April saw China’s factory profits rise by 24 percent, which is the highest since November last year. Additionally, this was the quickest rate of growth in over a year. This followed a 15.8% rise in March, showing strong momentum heading into the second quarter.

For the first four months of the year, profits rose 18.2%, up from 15.5% growth in the first quarter. The computing and electronics sector, the largest contributor by profit, more than doubled its earnings from a year ago, though the pace eased slightly in April on a year-to-date basis.

Oil and gas extraction posted an 8.1% profit rise in the January–April period, reversing a 1.4% decline seen in the first quarter. Higher crude prices pushed petroleum processing profits to 40.42 billion yuan (around $5.96 billion), nearly double what the sector had recorded through March alone.

Mining and related sectors saw profits surge fivefold, while iron smelting and rolling swung from a loss in the first quarter to a profit by April.

Automobile manufacturers continued to struggle, with profits falling 16.8% in the first four months of the year.

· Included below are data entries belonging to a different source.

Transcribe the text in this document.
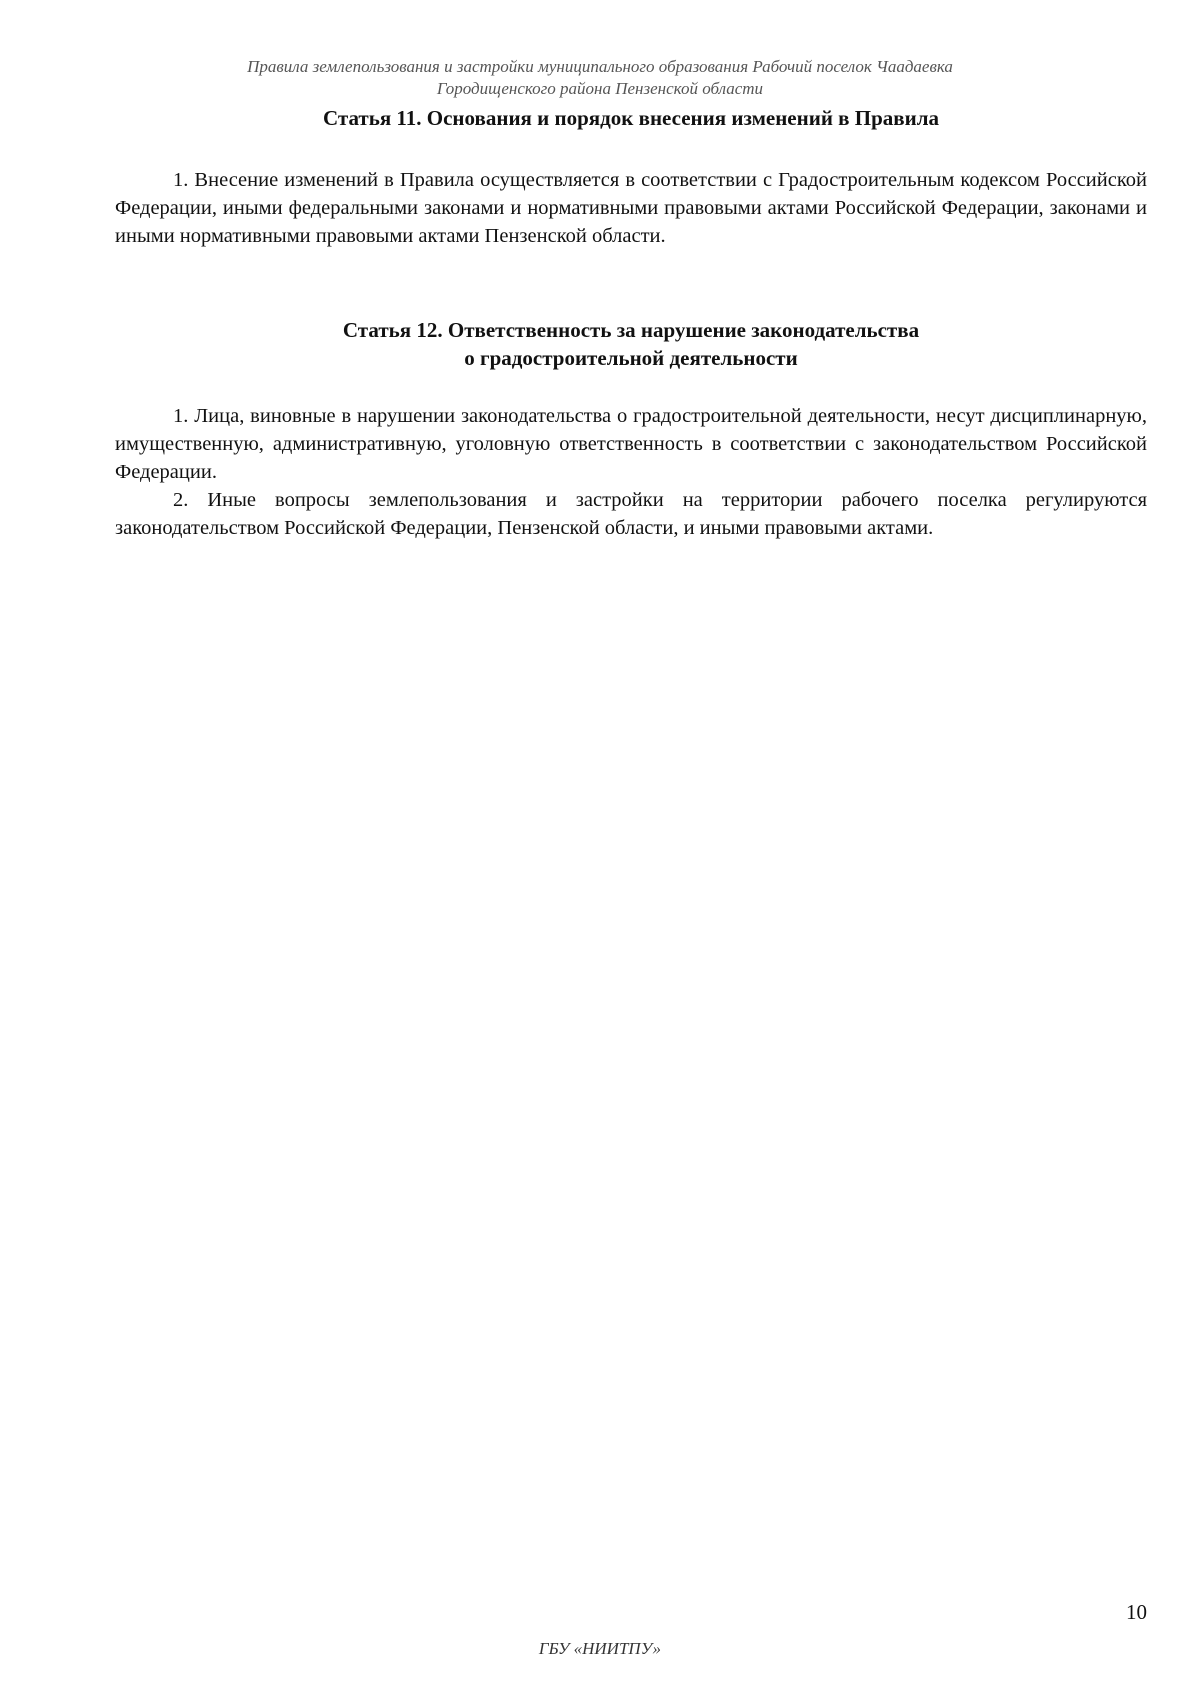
Правила землепользования и застройки муниципального образования Рабочий поселок Чаадаевка
Городищенского района Пензенской области
Статья 11. Основания и порядок внесения изменений в Правила

1. Внесение изменений в Правила осуществляется в соответствии с Градостроительным кодексом Российской Федерации, иными федеральными законами и нормативными правовыми актами Российской Федерации, законами и иными нормативными правовыми актами Пензенской области.

Статья 12. Ответственность за нарушение законодательства
о градостроительной деятельности

1. Лица, виновные в нарушении законодательства о градостроительной деятельности, несут дисциплинарную, имущественную, административную, уголовную ответственность в соответствии с законодательством Российской Федерации.

2. Иные вопросы землепользования и застройки на территории рабочего поселка регулируются законодательством Российской Федерации, Пензенской области, и иными правовыми актами.

10
ГБУ «НИИТПУ»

However, this marked a slight improvement from the 17.7% decline recorded through March. EU Chamber of Commerce President Jens Eskelund said government efforts to reduce excessive competition in the auto sector were beginning to show results, but cautioned that confirmation of the trend could take another one to two years.

Furniture manufacturing remained a weak spot, with profit declines deepening to 54.4% through April, compared with 44.9% through March.